NOVA’s audiences also deserve to be applauded for supporting the series and Hardink’s adventurous programming. There was a sizable audience – remarkable for a Sunday afternoon – in Libby Gardner Concert Hall.
One of the highlights of the concert was the premiere of University of Utah composer Steve Roens’ Simple Preceptsfor string trio, played by violinist Hasse Borup, violist Julie
Edwards and cellist Noriko Kishi.
Simple Precepts is a multi-movement work in which each section is related to the others by thematic/motivic recurrences and compositional devices such as canons. The musical style is typical for Roens; it’s freely atonal, but expressive and lyrical. The three gave a musical account that captured the nuances and subtleties of the score. Their playing was articulate and brought definition and cohesion to the piece.
Borup also played Pierre Boulez’s Anthèmes II for violin and electronics. Boulez is one of the most significant and influential composers today, and it was rewarding to have one of his works on the program.

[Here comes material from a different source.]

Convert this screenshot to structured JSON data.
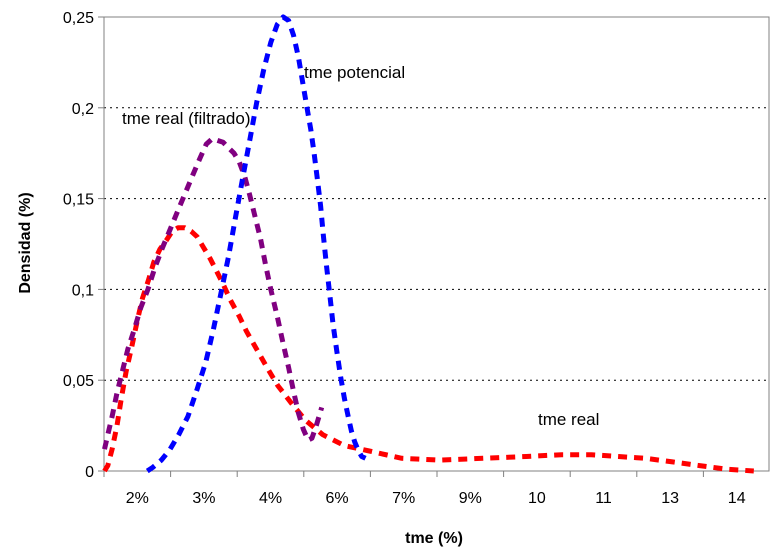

Anthèmes II is a compelling piece in which the live sounds generated by Borup’s part were electronically transformed and altered. One can view the piece as either a duet for one violin or a solo played by a supercharged violin. In either case it’s mesmerizing, and Borup did a fabulous job with it.
Utah Symphony concertmaster Ralph Matson was also on hand, playing two pieces with Hardink at the piano. The first was Charles Ives’ Violin Sonata No. 2. The two gave a radiant account that brought out the expressiveness of the music and brought a cohesiveness to the disparate elements at work here.
The other piece they collaborated on was Maurice Ravel’s sole Violin Sonata. An esoteric yet wonderful piece that combines a number of different musical elements, including a languid blues inspired slow movement, it is one of Ravel’s most revealing works. And Matson and Hardink did it full justice, bringing a luminescence to their playing.
The concert opened with two shorter works: Elliot Carter’s lyrical Elegy, played by Edwards and Hardink; and Jason Eckardt’s virtuosic A way (tracing), played by Kishi.